Зуев собрался ответить, но в этот момент за их спинами вдруг установилась настолько звенящая тишина, что все в кабинете обернулись и тоже замерли. Серенька неподвижно стоял над маленькой красной машинкой и рассматривал ее. Потом он протянул руку, схватил этот непонятный предмет и прижал его к себе.
7
Тимофей позвонил, когда они уже почти подъехали к стеклянному входу в гостиницу:
– Как вы там, Иркин? – спросил он.
– Мы тут ничего, – бодро ответила Замковская, сын в последний момент поднял ей настроение, – едем домой, почти приехали.
– Как Серенька? – опять спросил муж.
– Достигнуты определенные успехи. – Ирина усмехнулась. – Ты давай Лазаря не пой, говори чего надо. Я же вижу, что ты не просто так звонишь…
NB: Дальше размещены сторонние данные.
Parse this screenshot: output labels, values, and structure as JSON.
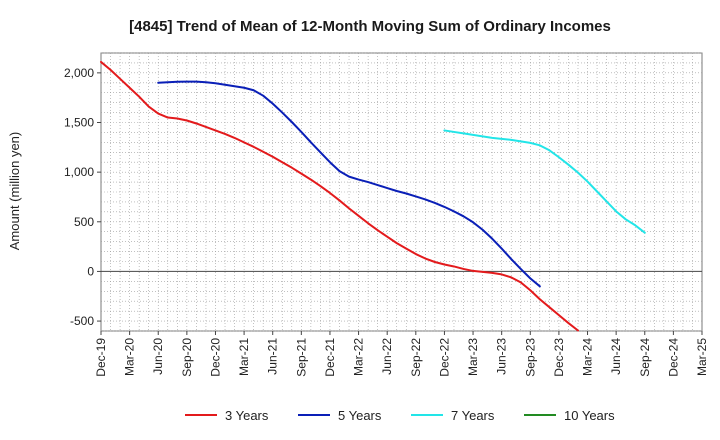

– У тебя дальнозоркость? – заворчал Тимофей. – За четыреста верст она, видишь ли, все видит… – И вдруг сказал нормальным голосом: – Нужно, чтобы ты приехала на несколько дней.
– Что-то случилось?
– Нет, просто первый зам премьера летит в Италию, – Замковская вдруг совершенно отчетливо увидела, как муж привычным движением дергает себя за мочку уха, этот жест свидетельствовал о том, что он считает себя виноватым, – я – в группе сопровождения, а поскольку встреча протокольная, положено быть с женами.
– Это не просто, Тим. – Она покачала головой и погладила Сереньку по голове, хорошее настроение не проходило. – У нас тут только-только с места сдвинулось…
– Выбора нет, Иркин… И потом, лечение прерывать не обязательно – оставьте пару бойцов для охраны и Надин. Или ты ей совсем не доверяешь?
Ирина уже вышла из машины и поискала глазами «тетю». Та, по счастью, была далеко:
– Знаешь, здесь, похоже, столкнулись две школы, как у Свифта.
– И с какого конца, по-твоему, надо разбивать яйца?
– Я, похоже, становлюсь поклонницей местной традиции, – засмеялась Ирина и добавила вполголоса, – придумай, Тимчик, пожалуйста, что-нибудь, чтобы я ее вывезла отсюда и она осталась в Москве.